ORFeome
Description of the Gene/Protein Characteristic Table
Features of the cloned DNA sequence
This section describes features of the ORF sequence cloned in Flexi Vector.
- (1) Restriction map
- Commercially available restriction enzymes
(REBASE;
Roberts, R. J., Macelis, D.
"REBASE - restriction enzymes and methylases"
Nucleic Acids Res. 1998; 26: 338-350).
) are sorted according
to the number of the restriction sites present in the cDNA insert.
- (2) Prediction of the genomic structure of the cDNA
- The ORF sequence was subjected to BLAST search
(Altschul, S.F., Madden, T.L., Schaffer, A.A., Zhang, J., Zhang, Z.,
Miller, W., and Lipman, D.J.
"
Gapped BLAST and PSI-BLAST: a new generation of protein database
search programs." 1997; Nucleic Acids Res 25: 3389-3402)
against
the human genome draft sequences in NCBI.
When a genomic fragment was found to be considerably similar to the cDNA
sequence (E-value = 0.0 and sequence identity is 90% or greater), the genomic
structure of the cDNA was assigned by
SIM4
(Florea, L., Hartzell, G., Zhang, Z., Rubin, G.M., and Miller, W. "
A computer program for aligning a cDNA sequence with a genomic DNA sequence
"
1998; Genome Res. 8: 967-974)
on the genomic fragment.
-
GENSCAN
(Burge, C. and Karlin, S. 1997; "
Prediction of complete gene structures
in human genomic DNA." J. Mol. Biol. 268: 78-94)

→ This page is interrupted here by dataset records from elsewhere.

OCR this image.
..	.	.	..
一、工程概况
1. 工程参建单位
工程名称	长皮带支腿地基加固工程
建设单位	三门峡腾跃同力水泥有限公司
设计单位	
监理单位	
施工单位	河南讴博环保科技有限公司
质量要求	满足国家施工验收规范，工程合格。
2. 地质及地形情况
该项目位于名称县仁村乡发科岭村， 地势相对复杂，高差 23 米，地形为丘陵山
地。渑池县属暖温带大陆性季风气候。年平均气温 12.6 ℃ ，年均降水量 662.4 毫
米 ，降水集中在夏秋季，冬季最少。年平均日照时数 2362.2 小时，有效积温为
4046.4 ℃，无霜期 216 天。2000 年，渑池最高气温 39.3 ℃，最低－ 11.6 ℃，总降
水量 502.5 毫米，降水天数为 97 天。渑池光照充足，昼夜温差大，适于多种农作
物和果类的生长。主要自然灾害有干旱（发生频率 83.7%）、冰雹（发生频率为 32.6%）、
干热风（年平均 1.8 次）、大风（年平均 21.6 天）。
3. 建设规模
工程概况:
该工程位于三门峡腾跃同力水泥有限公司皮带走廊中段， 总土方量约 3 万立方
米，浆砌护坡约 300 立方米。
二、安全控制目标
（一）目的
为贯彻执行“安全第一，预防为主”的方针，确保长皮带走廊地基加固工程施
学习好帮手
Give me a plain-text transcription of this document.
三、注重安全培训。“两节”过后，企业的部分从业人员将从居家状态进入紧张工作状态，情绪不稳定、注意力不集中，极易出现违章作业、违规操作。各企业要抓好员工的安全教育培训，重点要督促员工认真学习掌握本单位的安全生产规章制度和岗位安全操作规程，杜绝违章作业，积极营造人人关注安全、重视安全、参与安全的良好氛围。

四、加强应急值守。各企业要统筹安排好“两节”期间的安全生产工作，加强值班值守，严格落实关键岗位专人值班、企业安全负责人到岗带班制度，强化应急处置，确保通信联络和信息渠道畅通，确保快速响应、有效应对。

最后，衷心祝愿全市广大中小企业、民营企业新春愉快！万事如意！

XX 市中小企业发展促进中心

was also applied to detect the plausible gene structure on the genomic
fragment. The result of comparison of the gene structures deduced from
the cDNA and that predicted by GENSCAN were displayed in graphics.
Features of the predicted protein sequence
This section describes the features of the predicted protein sequence.
- (1) FASTA homology searches against the
nr database and the ORFeome database in our site
- Top 5 entries given the expectation value smaller than 0.001 in nr
database and the ORFeome database are shown.
"nr" stands for the non-redundant amino acid sequence database
that has been constructed by NCBI. The ORFeome database in our site means the
collection of ORFeome clones we can provide from our site.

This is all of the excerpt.